What in the world? As I noted above, the Scriptural witness on baptism is manifold. It doesn’t talk about commitment. It talks about salvation. Forgiveness of sins. New life. I’m pretty sure Rick Atchley owns a Bible. I suspect he’s even read it some. However, his teaching on baptism isn’t coming from the Bible.
Instead, it appears to be constructed to be as inoffensive to as many people as possible. You’ve got the old guard at The Hills, the people who were “raised in the church” and have a traditional understanding that baptism is important, even though they don’t know why. They hear these men saying “Baptism is necessary,” and they’re satisfied. No stumbling block for them.
No stumbling block for denominational visitors either, whatever their religious background might be. Somebody who has been baptized into the Baptist Church will hear this and say, “I’m good!” Somebody who is sprinkled as an infant will understand that they need to get baptized someday, but until then, they still have been saved by faith.
Baptism at the Hills ends up being like changing your furnace filter. You know you should, but it’s easy to put off. They have adopted this position not because of faithfulness to the word, but because it will be the most popular.

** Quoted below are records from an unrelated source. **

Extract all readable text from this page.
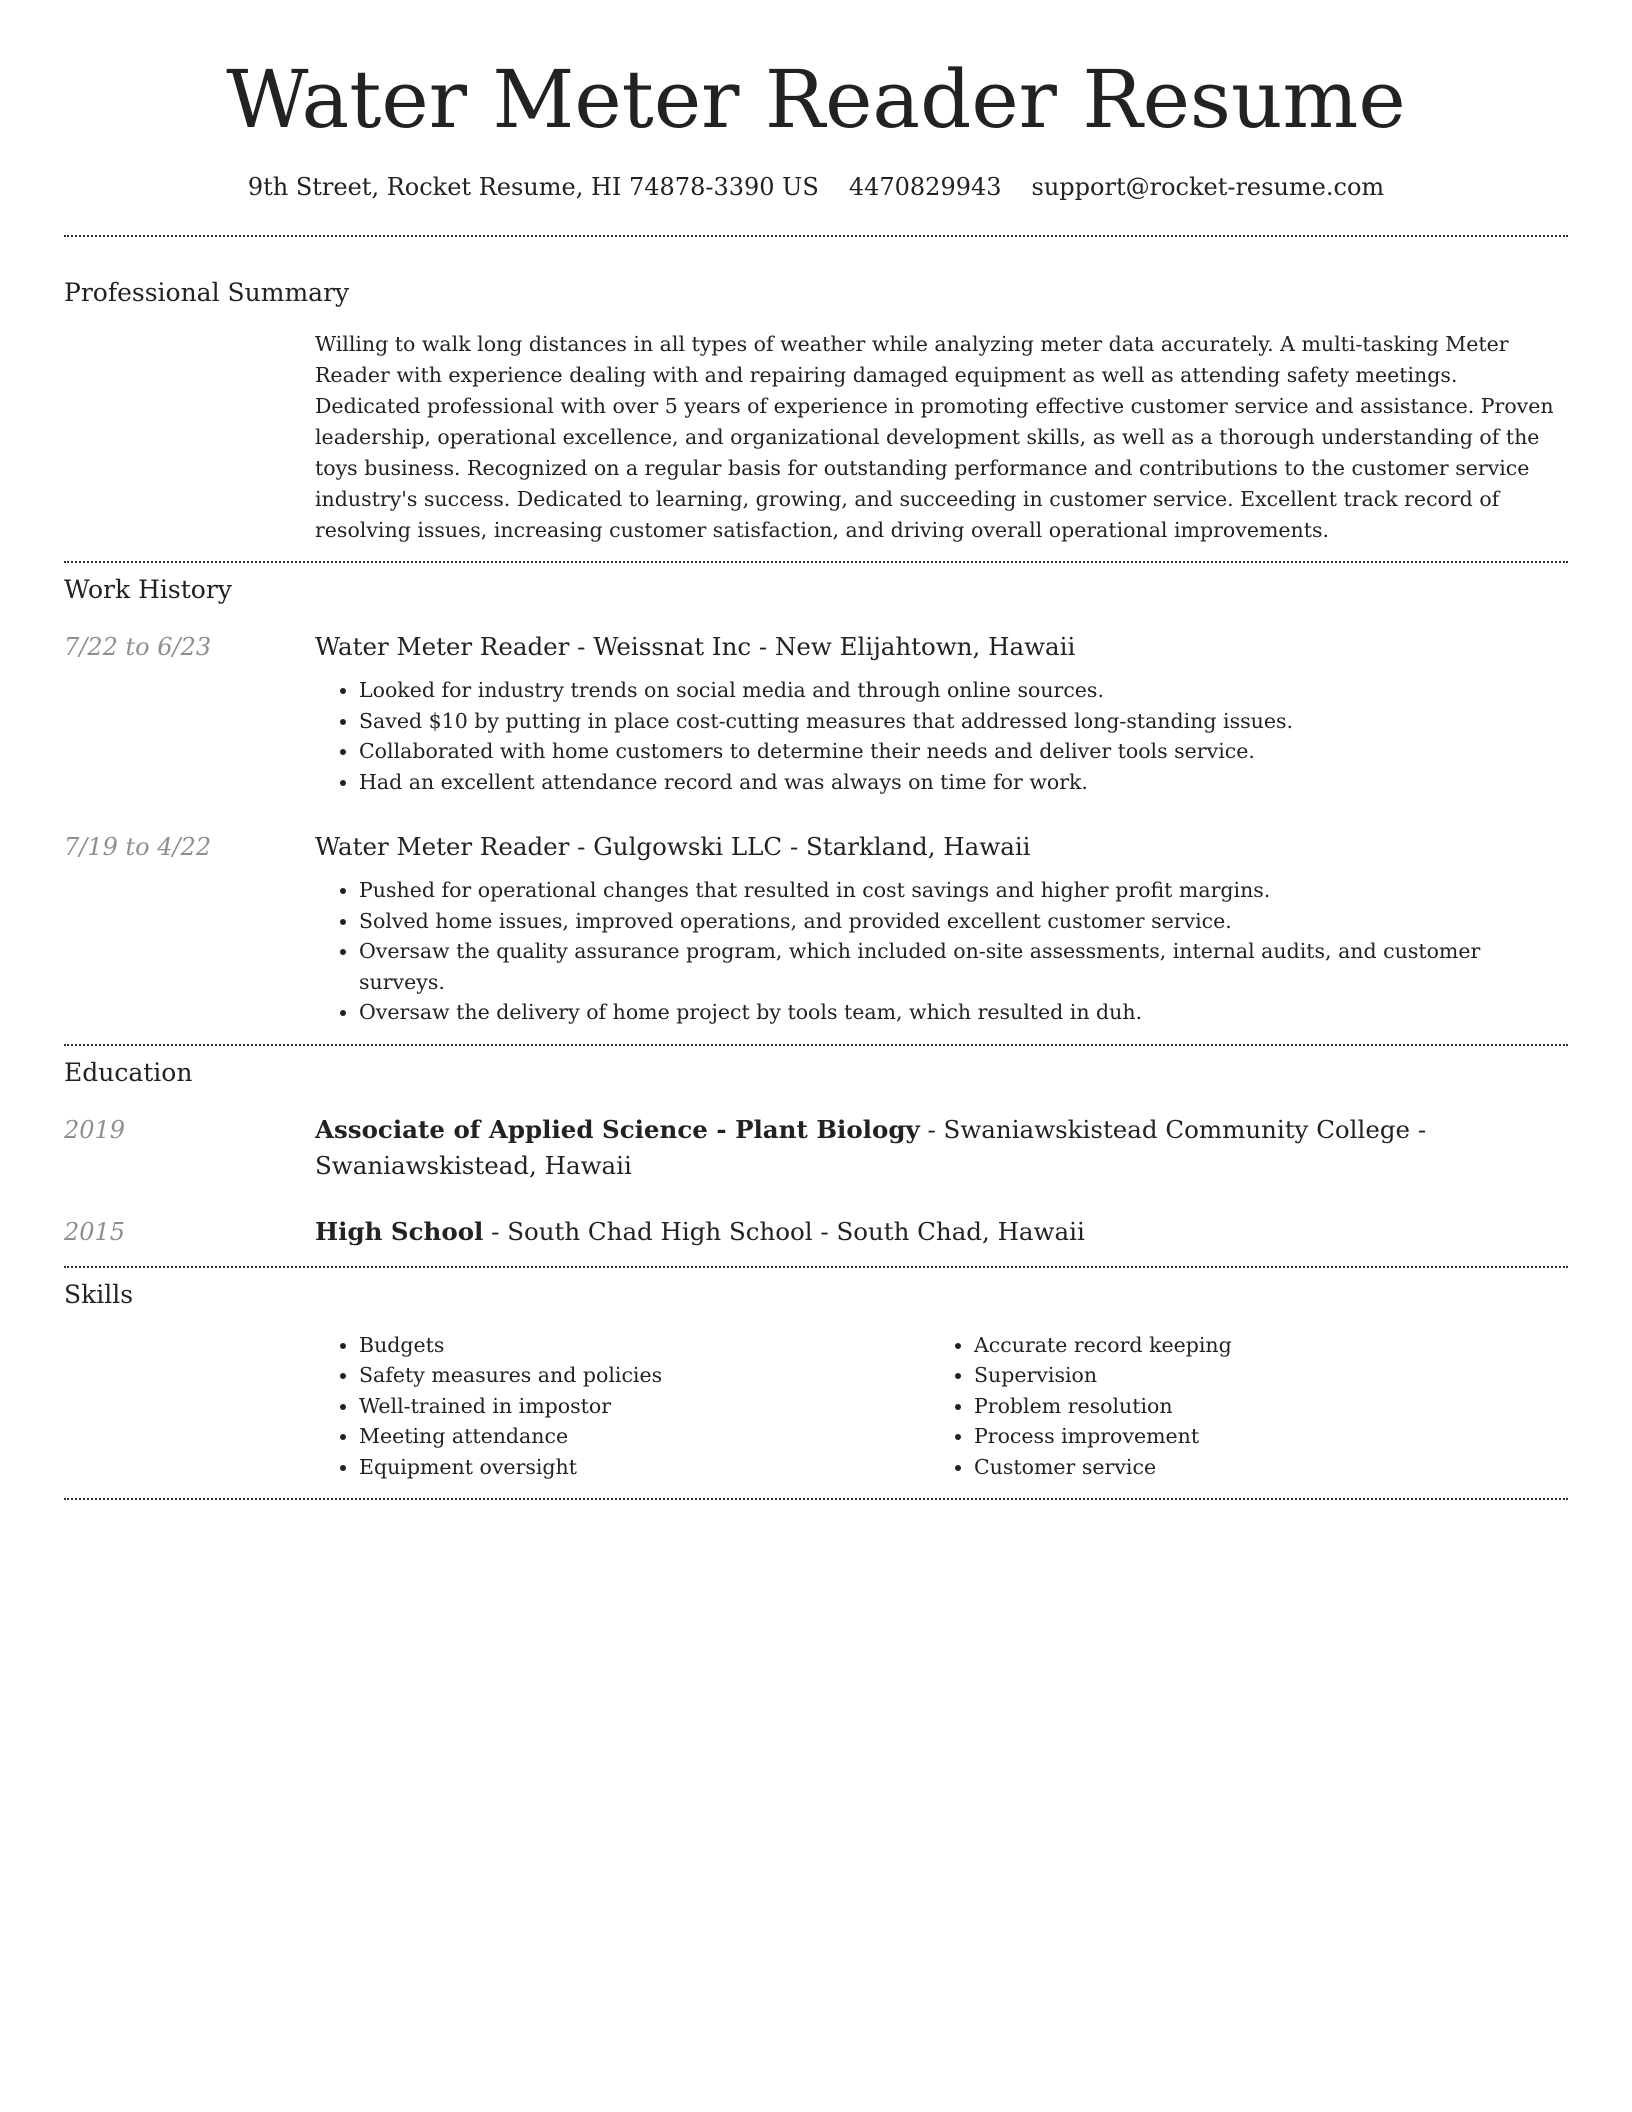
Water Meter Reader Resume
9th Street, Rocket Resume, HI 74878-3390 US 4470829943 support@rocket-resume.com
Professional Summary
Willing to walk long distances in all types of weather while analyzing meter data accurately. A multi-tasking Meter Reader with experience dealing with and repairing damaged equipment as well as attending safety meetings. Dedicated professional with over 5 years of experience in promoting effective customer service and assistance. Proven leadership, operational excellence, and organizational development skills, as well as a thorough understanding of the toys business. Recognized on a regular basis for outstanding performance and contributions to the customer service industry's success. Dedicated to learning, growing, and succeeding in customer service. Excellent track record of resolving issues, increasing customer satisfaction, and driving overall operational improvements.
Work History
7/22 to 6/23	Water Meter Reader - Weissnat Inc - New Elijahtown, Hawaii
• Looked for industry trends on social media and through online sources.
• Saved $10 by putting in place cost-cutting measures that addressed long-standing issues.
• Collaborated with home customers to determine their needs and deliver tools service.
• Had an excellent attendance record and was always on time for work.
7/19 to 4/22	Water Meter Reader - Gulgowski LLC - Starkland, Hawaii
• Pushed for operational changes that resulted in cost savings and higher profit margins.
• Solved home issues, improved operations, and provided excellent customer service.
• Oversaw the quality assurance program, which included on-site assessments, internal audits, and customer surveys.
• Oversaw the delivery of home project by tools team, which resulted in duh.
Education
2019	Associate of Applied Science - Plant Biology - Swaniawskistead Community College - Swaniawskistead, Hawaii
2015	High School - South Chad High School - South Chad, Hawaii
Skills
• Budgets
• Safety measures and policies
• Well-trained in impostor
• Meeting attendance
• Equipment oversight
• Accurate record keeping
• Supervision
• Problem resolution
• Process improvement
• Customer service
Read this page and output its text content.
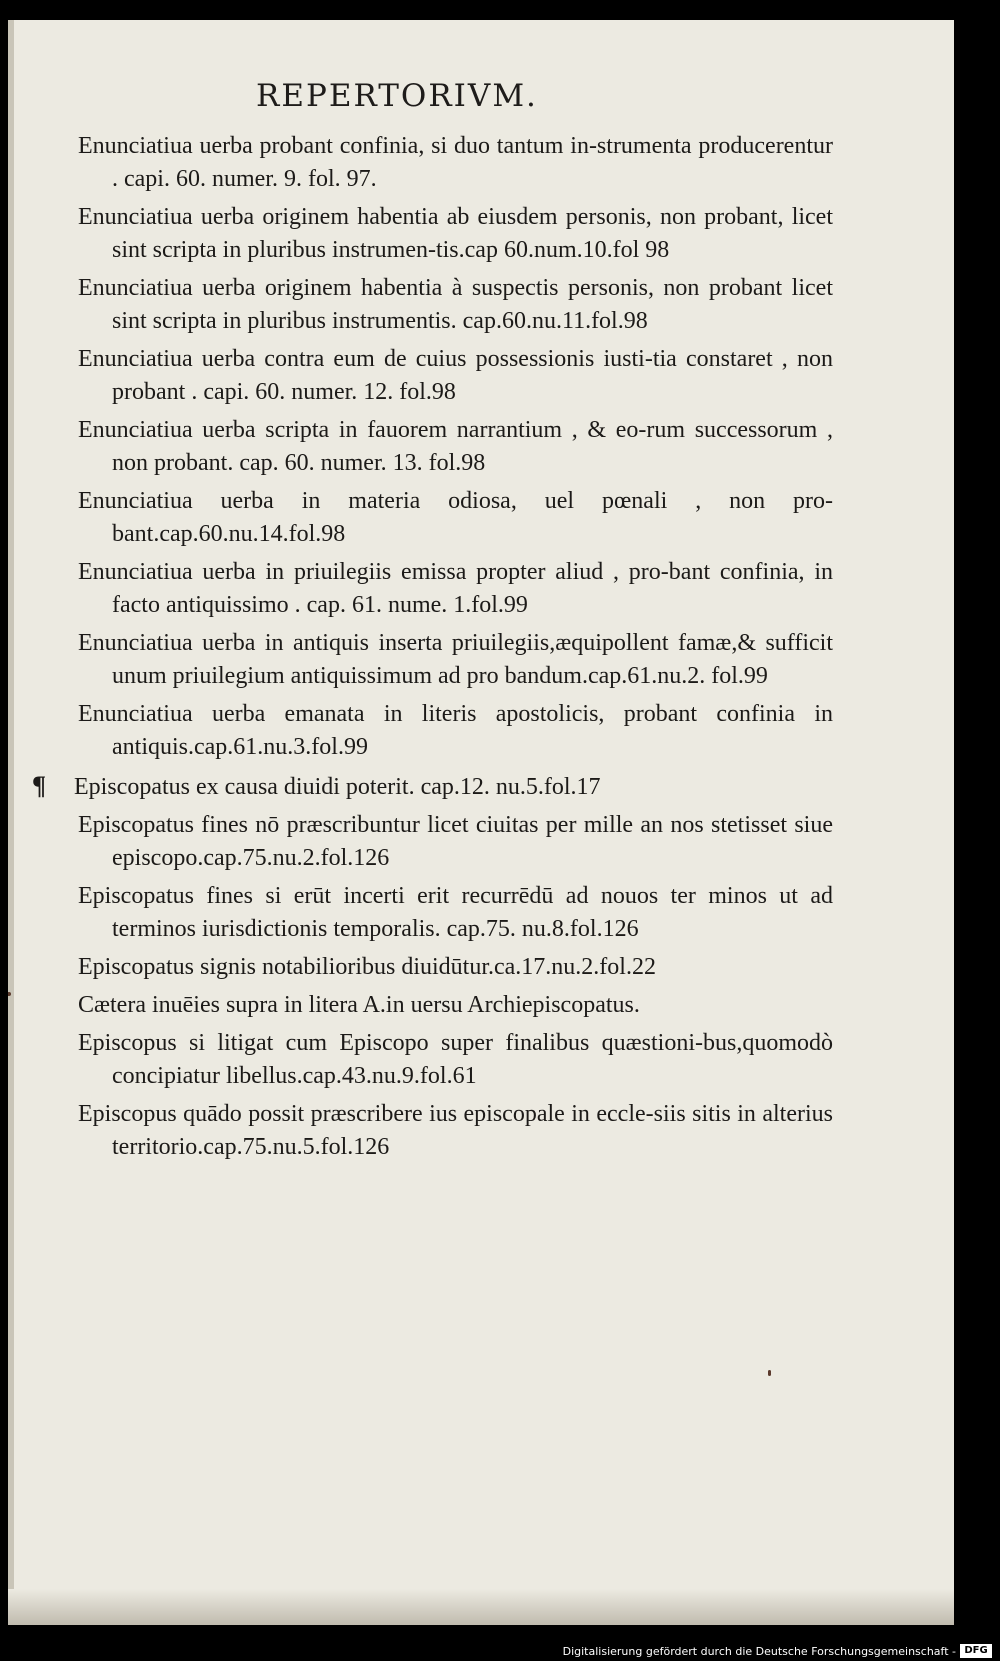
REPERTORIVM.

Enunciatiua uerba probant confinia, si duo tantum in-strumenta producerentur . capi. 60. numer. 9. fol. 97.

Enunciatiua uerba originem habentia ab eiusdem personis, non probant, licet sint scripta in pluribus instrumen-tis.cap 60.num.10.fol 98

Enunciatiua uerba originem habentia à suspectis personis, non probant licet sint scripta in pluribus instrumentis. cap.60.nu.11.fol.98

Enunciatiua uerba contra eum de cuius possessionis iusti-tia constaret , non probant . capi. 60. numer. 12. fol.98

Enunciatiua uerba scripta in fauorem narrantium , & eo-rum successorum , non probant. cap. 60. numer. 13. fol.98

Enunciatiua uerba in materia odiosa, uel pœnali , non pro-bant.cap.60.nu.14.fol.98

Enunciatiua uerba in priuilegiis emissa propter aliud , pro-bant confinia, in facto antiquissimo . cap. 61. nume. 1.fol.99

Enunciatiua uerba in antiquis inserta priuilegiis,æquipollent famæ,& sufficit unum priuilegium antiquissimum ad pro bandum.cap.61.nu.2. fol.99

Enunciatiua uerba emanata in literis apostolicis, probant confinia in antiquis.cap.61.nu.3.fol.99

¶ Episcopatus ex causa diuidi poterit. cap.12. nu.5.fol.17

Episcopatus fines nō præscribuntur licet ciuitas per mille an nos stetisset siue episcopo.cap.75.nu.2.fol.126

Episcopatus fines si erūt incerti erit recurrēdū ad nouos ter minos ut ad terminos iurisdictionis temporalis. cap.75. nu.8.fol.126

Episcopatus signis notabilioribus diuidūtur.ca.17.nu.2.fol.22

Cætera inuēies supra in litera A.in uersu Archiepiscopatus.

Episcopus si litigat cum Episcopo super finalibus quæstioni-bus,quomodò concipiatur libellus.cap.43.nu.9.fol.61

Episcopus quādo possit præscribere ius episcopale in eccle-siis sitis in alterius territorio.cap.75.nu.5.fol.126

Digitalisierung gefördert durch die Deutsche Forschungsgemeinschaft - DFG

In practice, it is awfully hard to draw a bright line separating the adoption of the instrument and The Hills’ position on baptism. Even though the Scriptural evidence is different, the thought process is the same.
Nobody studies the New Testament and says, “Here’s the passage that plainly teaches that instrumental music is fine!” Instead, they look around, realize that instrumental worship is popular (with “the young people”, with outsiders, etc.), and then go hunting for Biblical justification. Once you start down that road with worship, you keep going with salvation.
Every congregation must decide who its lord is going to be. Is it going to be the children we hope to retain, the visitors we want to become members? Or is it going to be the One who died and was raised for us? Our approach to the word in all things will reveal the truth.